しかし、その後赤線の国際金価格は反落に転じ、緑線に移る。
その理由が興味深い。
日本時間午後12時半に日本の財務省により発表された10年利付国債入札結果が、金の国際価格に下押し圧力をかける結果になったのだ。
ブルームバーグ通信はそのJGB(日本国債)入札について、このように報じている。
10年債入札は最低落札価格が99円3銭と予想(98円95銭)を上回り、投資家需要の強弱を反映する応札倍率が3.66倍と2024年4月以来の高水準になった。小さいと好調を示すテール(落札価格の最低と平均の差)も1銭と前回(18銭)から大きく縮小した。但し、次の焦点は5日の30年利付国債入札だ。前月実施の20年債と40年債の入札は不調に終わっただけに、10年債入札より30年債入札の方が警戒感が強い。消費税減税など参議院選挙を前に財政規律(筆者注、所謂ばら撒き)を巡る不安がくすぶっている。
以上が外電報道の概要だが、問題はこのJGB、すなわち日本国の借金証文とも言える日本国債の危うさが米国債の市場にも影響を与えていることだ。トランプ政権下の大型減税などが引き続き財政規律を緩めると危惧される中で、日米の財政拡張不安が共振しているわけだ。
昨日はNY時間朝イチでアーリーバード(早起き鳥)と呼ばれるトレーダーたちが「JGB入札の結果はどうだった」と相次いで聞いてきたことからも、日本国債への注目度の高さが印象に残った。入札が順調に終わったと聞き、債券市場には安堵感が漂い、金市場では不安時に買われる金が高値圏で売られる結果になったのだ。
日米財政懸念が、今や国際金価格を動かす時代になったことは感慨深い。
特に日本は断トツ世界一の米国債保有国でもあるので、NY債券市場では常に意識される存在なのだ。株や為替より地味で分かりにくい市場ゆえ、一般メディアでは報道されないが、実は最も重要な市場といっても過言ではない。

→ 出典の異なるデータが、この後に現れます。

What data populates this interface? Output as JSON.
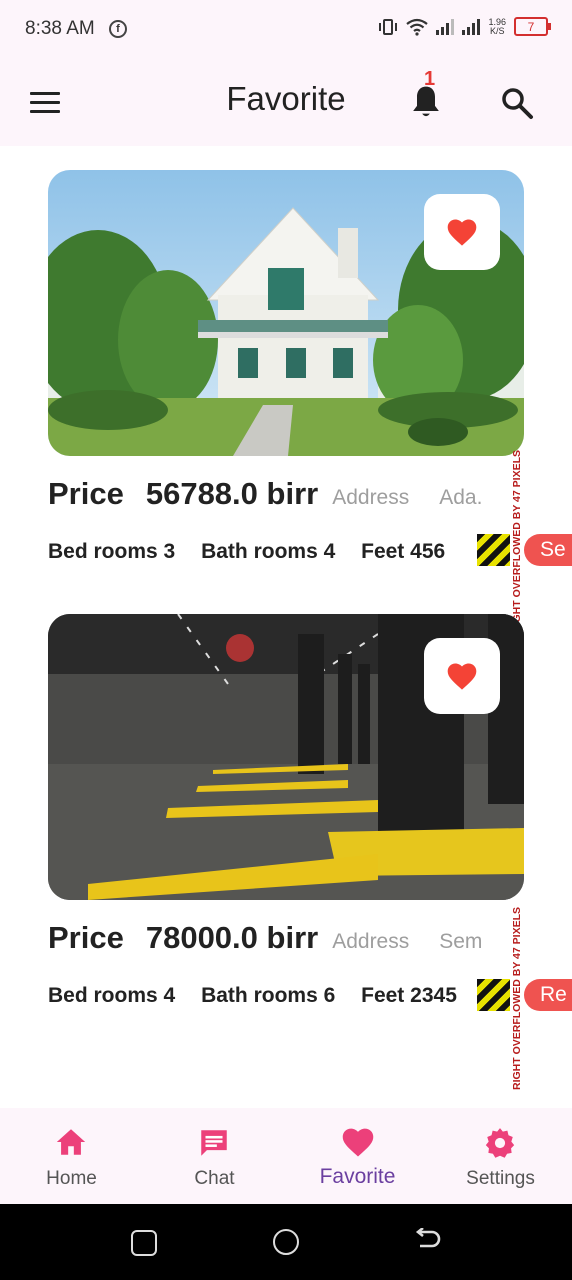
{
  "status_bar": {
    "time": "8:38 AM",
    "notification_icon": "f",
    "net_speed": "1.96",
    "net_unit": "K/S",
    "battery": "7"
  },
  "app_bar": {
    "title": "Favorite",
    "notification_count": "1"
  },
  "listings": [
    {
      "price_label": "Price",
      "price_value": "56788.0 birr",
      "address_label": "Address",
      "address_value": "Ada.",
      "bedrooms_label": "Bed rooms",
      "bedrooms": "3",
      "bathrooms_label": "Bath rooms",
      "bathrooms": "4",
      "feet_label": "Feet",
      "feet": "456",
      "action": "Se",
      "overflow_text": "RIGHT OVERFLOWED BY 47 PIXELS",
      "favorited": true,
      "image": "house-photo"
    },
    {
      "price_label": "Price",
      "price_value": "78000.0 birr",
      "address_label": "Address",
      "address_value": "Sem",
      "bedrooms_label": "Bed rooms",
      "bedrooms": "4",
      "bathrooms_label": "Bath rooms",
      "bathrooms": "6",
      "feet_label": "Feet",
      "feet": "2345",
      "action": "Re",
      "overflow_text": "RIGHT OVERFLOWED BY 47 PIXELS",
      "favorited": true,
      "image": "parking-photo"
    }
  ],
  "bottom_nav": [
    {
      "label": "Home",
      "icon": "home-icon",
      "active": false
    },
    {
      "label": "Chat",
      "icon": "chat-icon",
      "active": false
    },
    {
      "label": "Favorite",
      "icon": "heart-icon",
      "active": true
    },
    {
      "label": "Settings",
      "icon": "gear-icon",
      "active": false
    }
  ],
  "colors": {
    "accent": "#ec407a",
    "active_label": "#6b3fa0",
    "favorite_heart": "#f44336",
    "overflow_pill": "#ef5350"
  }
}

日本の金市場の参加者は金市場ばかり見ていて、一喜一憂する傾向が強く「井の中の蛙」が多い。霞が関で行われるJGB入札がNY経由で回りまわって、日本国内の金価格に影響を与えるなど、恐らく全く意識していなかったと思われる。
しかし、今やドル金利(債券市場)もNY金価格も、時間外でも活発に売買される時代だ。
本ブログ読者には視野を広く、マクロの視点で金市場を見て欲しい。